LBS 333        Topics in the History of Genetics and Molecular Biology    Fall 2000


A Conversation with Jonathan Weiner, author of Time, Love, Memory



       Q: You call Seymour Benzer "one of the unsung heroes of our time." How has this man
       (responsible for such a big and important series of experiments in biology) managed to stay
       virtually unknown while names like Watson and Crick have become instantly recognizable?

       A: There's no question that Benzer is one of the great scientists of the century, and it's surprising that
       outside of his own field, no one knows his name. I should say, outside his fields, because he's a
       maverick scientist who keeps jumping around. His work as a physicist in the 1940s helped start the
       revolution in electronics, which of course is the single biggest industry in the U.S. today. His work as
       a biologist in the '50s helped start the revolution called molecular biology, which is probably the
       most exciting and fast-moving field in science today. Benzer helped start that revolution by making
       the first detailed map of the interior of a gene. And a study he started in the '60s is now central to the
       study of genes and behavior, which may be one of the most exciting and disturbing scientific fields in
       the twenty-first century. More than anyone else, Benzer started the effort to trace the actual, physical
       links from gene to behavior--he called it the genetic dissection of behavior.

       Why isn't he better known? Because he doesn't want to be. Unlike most of his friends, he's never
       written his memoirs, never written a book, hates to talk to reporters. He says he's too busy. He has
       too much fun in the lab.

       Q: How did you convince Benzer to let you in on his research and what does he think of the book?

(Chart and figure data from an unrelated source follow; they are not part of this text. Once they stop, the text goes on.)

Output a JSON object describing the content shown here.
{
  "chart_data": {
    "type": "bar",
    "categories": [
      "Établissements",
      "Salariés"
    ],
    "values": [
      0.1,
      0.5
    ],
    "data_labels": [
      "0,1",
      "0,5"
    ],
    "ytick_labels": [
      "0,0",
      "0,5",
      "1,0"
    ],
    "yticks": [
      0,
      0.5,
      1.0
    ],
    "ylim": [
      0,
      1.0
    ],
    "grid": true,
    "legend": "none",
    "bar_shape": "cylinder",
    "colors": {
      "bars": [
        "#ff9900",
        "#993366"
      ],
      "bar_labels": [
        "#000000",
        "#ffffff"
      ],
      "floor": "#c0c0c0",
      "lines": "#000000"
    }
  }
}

       A: : I still don't know why he decided to talk to me. Normally he brushes off reporters--like flies. But
       we hit it off; we understood each other. Maybe it helped that he and my parents grew up poor in
       Brooklyn; he and my mother lived just a few blocks apart, although they never met. Benzer's a night
       owl, as I say in the book, and on my first visit to Caltech, we ended up sitting up talking about life until
       two or three in the morning.

       Now I think he's worried that the book will bring him too much attention, because what I've written is
       his story as well as a report from the field. The phrase "a great scientist" embarrasses him horribly.
       So he's nervous, but I think he does like the book. When I first showed him the manuscript he sent
       me an e-mail that said, essentially, "I laughed, I cried, I blushed." His daughter Barbie is the
       unofficial family historian, and she loves the book.